How do I emphasize a speed increase between two sets of data? I've run a test on a program, upgraded the program and then run the same tests again.  The first test showed that the median time for the program to respond was approximately 2.0 seconds.  The second test showed that, after the upgrade, the median time for the program to respond was approximately 0.5 seconds.  
While writing a paper, I really want to emphasize the speed increase of the program after the upgrade.  I recognize that I can multiply 0.5 seconds by 4 to get 2 seconds, but that really means, "the pre-upgraded program was 4 times slower than the upgraded program".  I want to say something like, "After the upgrade, the program ran x times faster than before the upgrade."

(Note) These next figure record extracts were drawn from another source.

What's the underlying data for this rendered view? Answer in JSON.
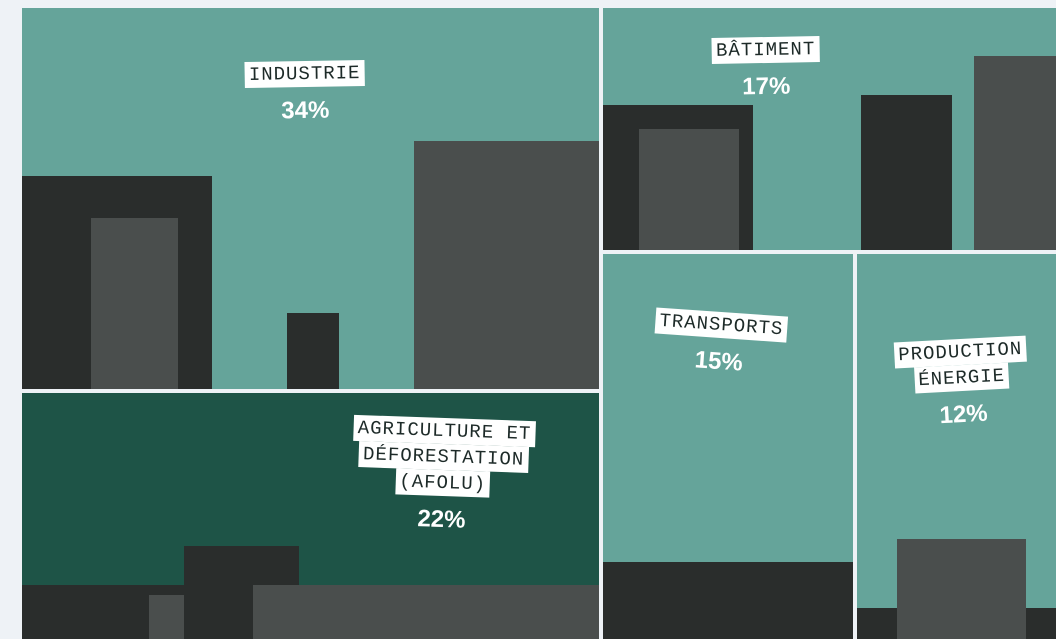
{
  "chart_data": {
    "type": "treemap",
    "categories": [
      "INDUSTRIE",
      "AGRICULTURE ET DÉFORESTATION (AFOLU)",
      "BÂTIMENT",
      "TRANSPORTS",
      "PRODUCTION ÉNERGIE"
    ],
    "values": [
      34,
      22,
      17,
      15,
      12
    ],
    "value_labels": [
      "34%",
      "22%",
      "17%",
      "15%",
      "12%"
    ],
    "colors": [
      "#65a49a",
      "#1e5447",
      "#65a49a",
      "#65a49a",
      "#65a49a"
    ]
  }
}
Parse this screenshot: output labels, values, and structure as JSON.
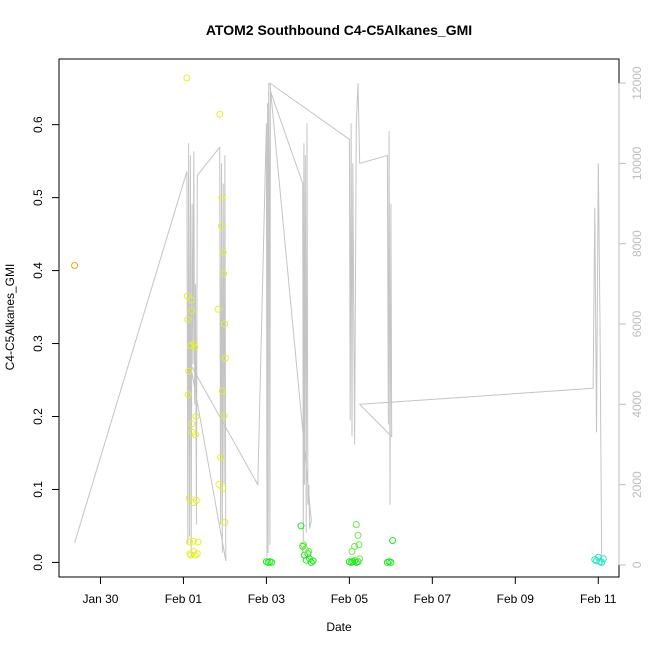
{
  "chart_data": {
    "type": "scatter",
    "title": "ATOM2 Southbound C4-C5Alkanes_GMI",
    "xlabel": "Date",
    "ylabel": "C4-C5Alkanes_GMI",
    "x_ticks": [
      "Jan 30",
      "Feb 01",
      "Feb 03",
      "Feb 05",
      "Feb 07",
      "Feb 09",
      "Feb 11"
    ],
    "y_ticks": [
      "0.0",
      "0.1",
      "0.2",
      "0.3",
      "0.4",
      "0.5",
      "0.6"
    ],
    "y2_ticks": [
      "0",
      "2000",
      "4000",
      "6000",
      "8000",
      "10000",
      "12000"
    ],
    "xlim": [
      "2017-01-29",
      "2017-02-11 12:00"
    ],
    "ylim": [
      -0.02,
      0.69
    ],
    "y2lim": [
      -300,
      12600
    ],
    "grid": false,
    "legend": "none",
    "colors": {
      "orange": "#f5a01e",
      "yellow": "#e6ee2e",
      "green": "#1ee81e",
      "lime": "#6ee84a",
      "cyan": "#22e8c8",
      "secondary_line": "#c4c4c4"
    },
    "series": [
      {
        "color": "orange",
        "x": [
          "2017-01-29 09:00"
        ],
        "y": [
          0.407
        ]
      },
      {
        "color": "yellow",
        "x": [
          "2017-02-01 02:00",
          "2017-02-01 02:15",
          "2017-02-01 02:30",
          "2017-02-01 02:45",
          "2017-02-01 03:00",
          "2017-02-01 03:15",
          "2017-02-01 03:30",
          "2017-02-01 03:45",
          "2017-02-01 04:00",
          "2017-02-01 04:15",
          "2017-02-01 04:30",
          "2017-02-01 04:45",
          "2017-02-01 05:00",
          "2017-02-01 05:15",
          "2017-02-01 05:30",
          "2017-02-01 05:45",
          "2017-02-01 06:00",
          "2017-02-01 06:15",
          "2017-02-01 06:30",
          "2017-02-01 06:45",
          "2017-02-01 07:00",
          "2017-02-01 07:15",
          "2017-02-01 07:30",
          "2017-02-01 08:00",
          "2017-02-01 08:30",
          "2017-02-01 20:00",
          "2017-02-01 20:30",
          "2017-02-01 21:00",
          "2017-02-01 21:30",
          "2017-02-01 22:00",
          "2017-02-01 22:15",
          "2017-02-01 22:30",
          "2017-02-01 22:45",
          "2017-02-01 23:00",
          "2017-02-01 23:15",
          "2017-02-01 23:30",
          "2017-02-01 23:45",
          "2017-02-02 00:00",
          "2017-02-02 00:15"
        ],
        "y": [
          0.664,
          0.365,
          0.333,
          0.23,
          0.262,
          0.088,
          0.028,
          0.012,
          0.297,
          0.01,
          0.36,
          0.345,
          0.19,
          0.178,
          0.082,
          0.029,
          0.015,
          0.3,
          0.295,
          0.01,
          0.175,
          0.2,
          0.085,
          0.012,
          0.028,
          0.347,
          0.107,
          0.614,
          0.144,
          0.461,
          0.5,
          0.235,
          0.101,
          0.425,
          0.396,
          0.201,
          0.327,
          0.055,
          0.28
        ]
      },
      {
        "color": "green",
        "x": [
          "2017-02-03 00:00",
          "2017-02-03 01:00",
          "2017-02-03 02:00",
          "2017-02-03 03:00",
          "2017-02-03 20:00",
          "2017-02-03 21:00",
          "2017-02-03 22:00",
          "2017-02-03 23:00",
          "2017-02-04 00:00",
          "2017-02-04 01:00",
          "2017-02-04 02:00",
          "2017-02-04 03:00",
          "2017-02-05 00:00",
          "2017-02-05 01:00",
          "2017-02-05 02:00",
          "2017-02-05 03:00",
          "2017-02-05 04:00",
          "2017-02-05 05:00",
          "2017-02-05 22:00",
          "2017-02-05 23:00",
          "2017-02-06 00:00",
          "2017-02-06 01:00"
        ],
        "y": [
          0.001,
          0.0,
          0.001,
          0.0,
          0.05,
          0.022,
          0.01,
          0.003,
          0.012,
          0.005,
          0.0,
          0.002,
          0.001,
          0.0,
          0.001,
          0.002,
          0.0,
          0.001,
          0.0,
          0.001,
          0.0,
          0.03
        ]
      },
      {
        "color": "lime",
        "x": [
          "2017-02-03 21:30",
          "2017-02-03 22:30",
          "2017-02-04 00:30",
          "2017-02-05 01:30",
          "2017-02-05 03:00",
          "2017-02-05 04:00",
          "2017-02-05 05:00",
          "2017-02-05 05:30",
          "2017-02-05 06:00"
        ],
        "y": [
          0.024,
          0.018,
          0.015,
          0.015,
          0.022,
          0.052,
          0.037,
          0.024,
          0.005
        ]
      },
      {
        "color": "cyan",
        "x": [
          "2017-02-10 22:00",
          "2017-02-10 23:00",
          "2017-02-11 00:00",
          "2017-02-11 01:00",
          "2017-02-11 02:00",
          "2017-02-11 03:00"
        ],
        "y": [
          0.004,
          0.002,
          0.007,
          0.001,
          0.0,
          0.005
        ]
      }
    ],
    "secondary_series": {
      "axis": "right",
      "color": "secondary_line",
      "x": [
        "2017-01-29 09:00",
        "2017-02-01 02:00",
        "2017-02-01 02:30",
        "2017-02-01 03:00",
        "2017-02-01 03:30",
        "2017-02-01 04:00",
        "2017-02-01 04:30",
        "2017-02-01 05:00",
        "2017-02-01 05:30",
        "2017-02-01 06:00",
        "2017-02-01 06:30",
        "2017-02-01 07:00",
        "2017-02-01 07:30",
        "2017-02-01 08:00",
        "2017-02-01 21:00",
        "2017-02-01 21:30",
        "2017-02-01 22:00",
        "2017-02-01 22:30",
        "2017-02-01 23:00",
        "2017-02-01 23:30",
        "2017-02-02 00:00",
        "2017-02-02 00:30",
        "2017-02-01 04:00",
        "2017-02-02 19:00",
        "2017-02-03 00:00",
        "2017-02-03 00:20",
        "2017-02-03 00:40",
        "2017-02-03 01:00",
        "2017-02-03 01:20",
        "2017-02-03 01:40",
        "2017-02-03 02:00",
        "2017-02-03 02:20",
        "2017-02-03 21:00",
        "2017-02-03 21:20",
        "2017-02-03 21:40",
        "2017-02-03 22:00",
        "2017-02-03 22:30",
        "2017-02-03 23:00",
        "2017-02-03 23:30",
        "2017-02-04 00:00",
        "2017-02-04 00:30",
        "2017-02-04 01:00",
        "2017-02-04 02:00",
        "2017-02-03 02:00",
        "2017-02-05 00:00",
        "2017-02-05 00:30",
        "2017-02-05 01:00",
        "2017-02-05 01:30",
        "2017-02-05 02:00",
        "2017-02-05 03:00",
        "2017-02-05 04:00",
        "2017-02-05 05:00",
        "2017-02-05 06:00",
        "2017-02-05 22:00",
        "2017-02-05 22:30",
        "2017-02-05 23:00",
        "2017-02-05 23:30",
        "2017-02-06 00:00",
        "2017-02-06 00:30",
        "2017-02-05 06:00",
        "2017-02-10 21:00",
        "2017-02-10 22:00",
        "2017-02-10 23:00",
        "2017-02-11 00:00",
        "2017-02-11 01:00",
        "2017-02-11 02:00"
      ],
      "y": [
        550,
        9800,
        500,
        10500,
        700,
        10200,
        200,
        9000,
        5000,
        10300,
        4000,
        7000,
        1000,
        9700,
        10400,
        1000,
        10000,
        300,
        9500,
        2000,
        10200,
        100,
        5000,
        2000,
        11000,
        200,
        11500,
        300,
        12000,
        10000,
        500,
        11800,
        9500,
        600,
        10500,
        2000,
        10200,
        800,
        11000,
        1500,
        2000,
        900,
        1100,
        12000,
        10600,
        3600,
        11000,
        3200,
        10000,
        3000,
        11000,
        12000,
        10000,
        10200,
        3500,
        10800,
        1500,
        9000,
        3200,
        4000,
        4400,
        8900,
        3300,
        10000,
        6000,
        0
      ]
    }
  }
}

What is the proper way to get x?
 A: Often phrases related to "x times faster" is potentially going to lead to difficulty if combined with percentages (especially if phrased in terms of percentages in the form of "less time"). People regularly say things using these terms that are nonsensical (and use the terms in an inconsistent way) - indeed it happens so often that using such expressions phrased correctly may be misinterpreted.
[Edit: to clarify, what I am particularly getting at is that phrases akin to "4 times less" and "400% less", while common, are especially to be avoided ... as is anything that might be interpreted as implying those.]
I suggest that where easy, it may even be better avoiding use of percentages in this context for that reason, and instead say things like "based on a comparison of median times, the program ran four times faster." --- which is similar to the expression you started with.
But if you want to particularly emphasize it, you might also display either times or speeds visually (not necessarily just the median, if you have the data).
A: In this case, I was measuring the amount of time a request took.  So:
$Speed = Requests / Time Taken$
For the first run, 1 request took 2 seconds.
$ 1R / 2s = 0.5 RPs$
For the second run, 1 request took 0.5 seconds.
$ 1R / 0.5s = 2 RPs$
X is calculated by: 
$X = Slower Rate / Faster Rate$
So:
$ 2 RPs / 0.5 RPs = 4$
Thereby, "After the upgrade, the program ran 4 times faster than before the upgrade."
Additionally, "After the upgrade, requests ran in 1/4 of the time as requests before the upgrade." is also correct.